# Tiny tiny coats ?



## michele (Jan 12, 2009)

Does anybody know where i can get a tiny tiny coat for Dottie ? Looked on Amazon ,etc all too big.


----------



## amyalina25 (Jan 10, 2011)

try ebay, there is some sellers on there do do made to measure


----------



## Yoshismom (Jul 6, 2005)

I was going to mention ebay as well. I found some really tiny stuff there when I got Chibi. It is better to find them where they give measurements as said above. I have bought xxs small that was still way big and then also bought them that was to small?


----------



## michele (Jan 12, 2009)

Tried to make a knitted one from a pattern and re size it to fit (NOT A GOOD IDEA ) awful thanks will have a look on ebay


----------



## svdreamer (Feb 20, 2010)

I have heard for the tiny ones to use a sock, just cut appropriate holes and you got a warm coat.


----------



## Reese and Miley (Jun 24, 2010)

Another good site to check is etsy.com, similar to ebay but most shops are artists, etc and all goods are vintage or homemade. You can find really gorgeous stuff and almost everything is made to size, or you can request a custom size for her. I think most of the shops are based in the US and Canada, but most do international shipping regularly.


----------



## michele (Jan 12, 2009)

Thanks everybody will check all these out


----------



## jesuschick (Dec 5, 2010)

And then PLEASE post a picture. I cannot imagine how cute the tiny darling will look in a tiny little coat! haha!!


----------



## michele (Jan 12, 2009)

I will i promise


----------



## elaina (Jul 1, 2008)

i have a very tiny snowbaby hoodie for sale but is baby blue. you probably wouldnt want baby blue for a girl .....


----------



## michele (Jan 12, 2009)

A lovely person on here is sending me one.Thanks for all your help everybody


----------



## Dragonfly (Jun 6, 2010)

Aw that is very nice of them Michele! Can't wait to see how it looks on the lovely little Dottie!


----------



## guccigrande (Apr 17, 2011)

There are 2 awesome sellers on the uk ebay website that make gorgeous and tiny clothes
one is 1-2-3rt and the other is piggyb's
Just search 'handmade chihuahua clothes' it should come up
And also try urbanpup which is another awesome uk website and has sizes from xxs

US websites like g.w little and doggiecouture also delivery to the UK and they have GORGEOUS things


----------



## 20887 (Mar 16, 2011)

I second the sock idea! You can get those really fuzzy socks to use as a sweater until she grows. I might try that for Penny.


----------



## liss77 (Feb 9, 2011)

Hi Michelle,

I can't help with where to buy one because I am in Australia, but I can give you a brand to look out for. I got Pebbles a fantastic coat made by dog-gone smart wear. At about 2lb it fits perfectly. The tag says it is an 8 which I am assuming means 8".

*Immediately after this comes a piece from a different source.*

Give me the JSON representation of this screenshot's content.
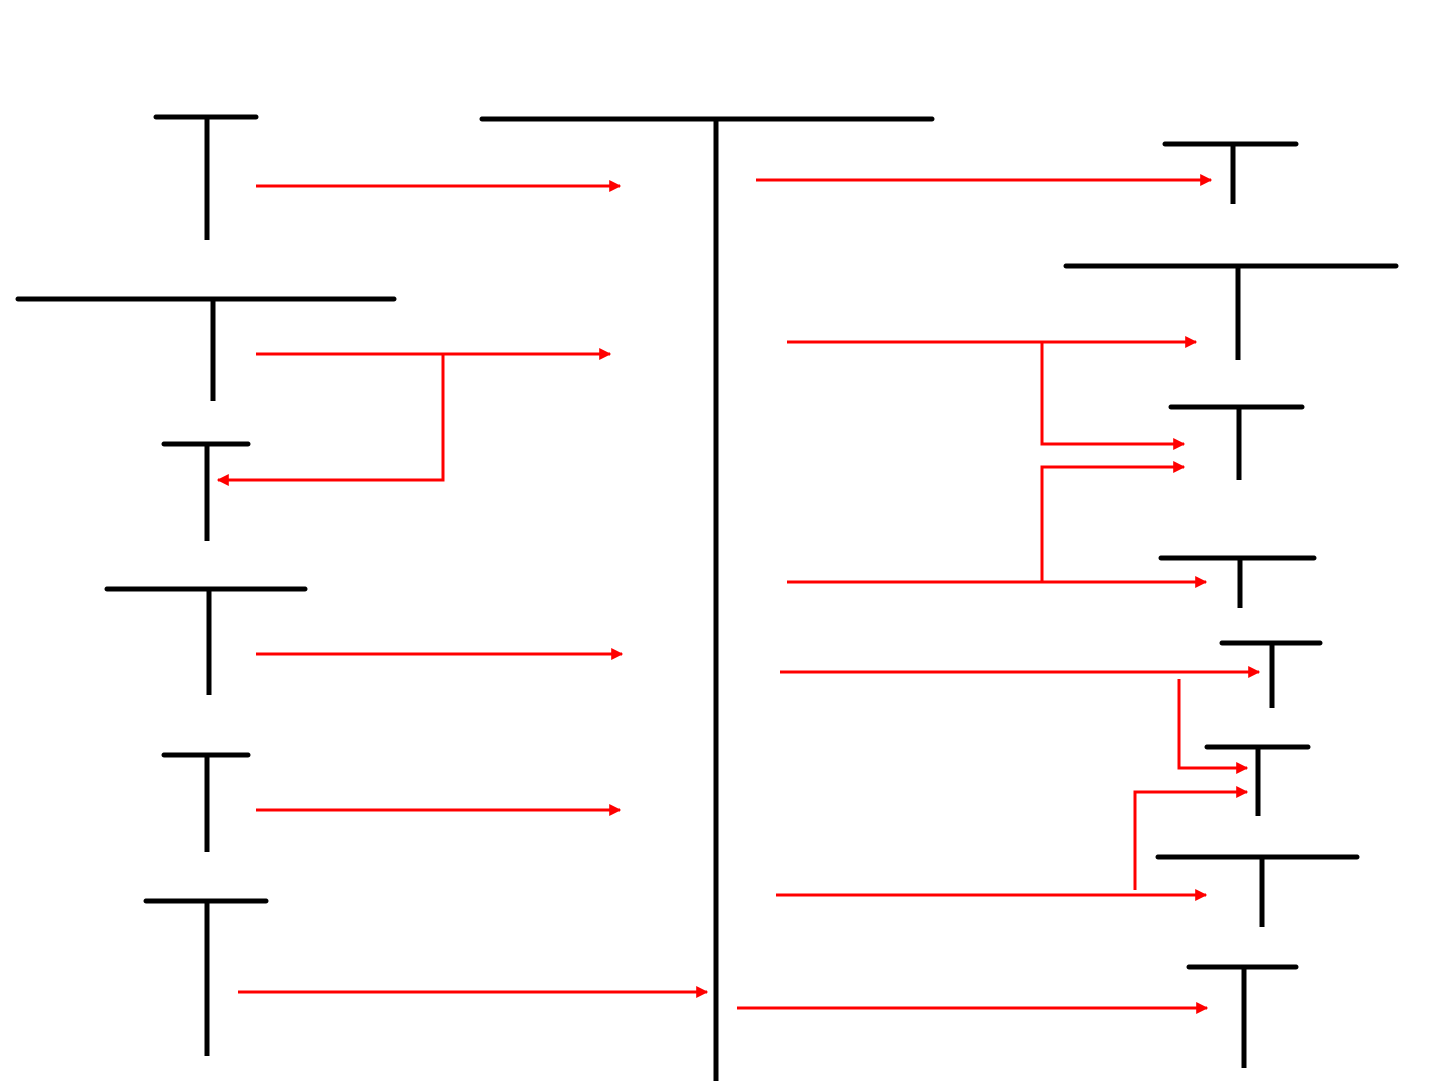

It has a website on the tag which is Dog Gone Smart Beds . Might be worth checking if they have a distributor anywhere near you or if you can order online. Or if Dottie is going to stay small I can send you Pebbles' after this winter because it won't fit her for too long  You can never have too many coats lol


----------



## flippedstars (Dec 16, 2009)

The XS Pinkaholic hoodies are really quite small, they fit my girls up to about 2 lbs.


----------



## flippedstars (Dec 16, 2009)

The Paw-Risian Bistro. Polka Dot Dog Hoodie - Dog Clothing, Dog T Shirt, Dog Clothes, Small Dog T Shirt and Small Dog Clothes from the Pawrisian Bistro and Small Dog Clothes Boutique. there's 1 example. They really fit more of a 7-9" chest, if that. They are pricey but well made and so cute!


----------



## KayC (May 3, 2005)

When Zoey was tiny Amanda knited her the cutest tiny sweater ever


----------



## michele (Jan 12, 2009)

Thanks everybody,wow what a choice


----------



## kimr (Nov 14, 2010)

You might also google 'ferret coats/clothing'. I really think some of them will fit a tiny Chi!


----------



## susan davis (Mar 25, 2011)

When Zarita was little, I bought a pair of heavy ski socks, cut the two little holes for her feet, and she was as snug as a bug!! She didn't/doesn't like to wear a coat, but she was in 40 degree weather in Vermont, and she was only 2.5 pounds! Sue


----------